Big Blue says its next-generation communications security is superfast. One expert has doubts
Written by Robert Lemos, Contributor

IBM announced Thursday a secure method for digitally scrambling and signing data that it claims will take half the time of today's fastest techniques.

IBM billed the combination encryption-authentication technique as especially suitable to secure mobile communications because of its lower processor requirements.

"Encryption and authentication will continue to be the core building blocks for securing Internet communications and computer systems," said Charles Palmer, manager of network security and cryptography at IBM Research, in a statement. "By combining the two steps, this security algorithm will help accelerate e-business."

Encryption is a way of scrambling data so that only users with the right key can read the data. Authentication is a way to sign a file so that anyone who reads the file can be assured of its origin.

IBM hopes the combination technique will be used in securing Internet communications and data-storage networks.

However, combining encryption and authentication into a single technique is neither new nor necessary, said Bruce Schneier, chief technology officer of security firm Counterpane Internet Security and author of Applied Cryptography, a popular textbook on data scrambling techniques.

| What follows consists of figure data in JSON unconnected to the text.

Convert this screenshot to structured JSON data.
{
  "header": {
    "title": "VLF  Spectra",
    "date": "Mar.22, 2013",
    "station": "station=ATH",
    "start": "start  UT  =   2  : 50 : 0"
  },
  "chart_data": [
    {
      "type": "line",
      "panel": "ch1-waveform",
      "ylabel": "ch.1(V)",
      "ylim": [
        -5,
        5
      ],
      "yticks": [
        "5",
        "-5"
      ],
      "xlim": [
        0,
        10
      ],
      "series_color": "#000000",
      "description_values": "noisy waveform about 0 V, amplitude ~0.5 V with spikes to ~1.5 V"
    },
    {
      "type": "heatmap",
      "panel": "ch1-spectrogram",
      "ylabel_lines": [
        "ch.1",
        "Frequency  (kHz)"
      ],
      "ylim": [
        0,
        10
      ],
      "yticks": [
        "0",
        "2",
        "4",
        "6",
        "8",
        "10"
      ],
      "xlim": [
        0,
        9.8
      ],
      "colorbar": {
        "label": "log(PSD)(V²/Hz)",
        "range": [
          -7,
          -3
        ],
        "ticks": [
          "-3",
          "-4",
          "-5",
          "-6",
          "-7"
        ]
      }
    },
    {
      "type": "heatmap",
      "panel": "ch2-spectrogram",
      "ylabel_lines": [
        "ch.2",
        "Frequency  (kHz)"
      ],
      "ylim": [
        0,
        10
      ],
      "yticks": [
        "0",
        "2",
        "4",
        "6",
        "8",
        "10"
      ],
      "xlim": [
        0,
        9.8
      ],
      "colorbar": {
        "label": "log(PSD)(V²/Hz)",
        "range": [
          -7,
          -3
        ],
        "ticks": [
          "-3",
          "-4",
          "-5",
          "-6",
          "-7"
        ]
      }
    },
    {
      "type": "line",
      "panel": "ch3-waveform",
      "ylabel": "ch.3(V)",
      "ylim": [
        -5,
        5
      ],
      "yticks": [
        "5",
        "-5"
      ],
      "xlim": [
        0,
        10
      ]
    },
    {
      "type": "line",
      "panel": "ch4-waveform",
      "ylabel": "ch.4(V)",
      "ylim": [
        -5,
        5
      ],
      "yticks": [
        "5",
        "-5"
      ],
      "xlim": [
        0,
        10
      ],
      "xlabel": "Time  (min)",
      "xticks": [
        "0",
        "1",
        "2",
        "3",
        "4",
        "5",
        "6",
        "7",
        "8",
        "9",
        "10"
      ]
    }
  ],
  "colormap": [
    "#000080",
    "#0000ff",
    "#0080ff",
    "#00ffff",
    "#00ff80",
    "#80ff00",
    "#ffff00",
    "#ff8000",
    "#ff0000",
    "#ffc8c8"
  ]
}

Referred to as "signcryption", several researchers at Monash University in Australia have been working on the technique since the mid-1990s.

Assuming the technique actually works -- and such checking typically takes years, if not decades, in the encryption world -- IBM's technique is still only twice as fast, Schneier said.

"It's a factor of two. Wait a year, and you get that speed-up for free," he said, referring to the oft-quoted Moore's Law, which states that the power of computing generally doubles every 18 months.

"The real issue is what matters to you as a businessman," he said. "A factor of two improvement is not that important."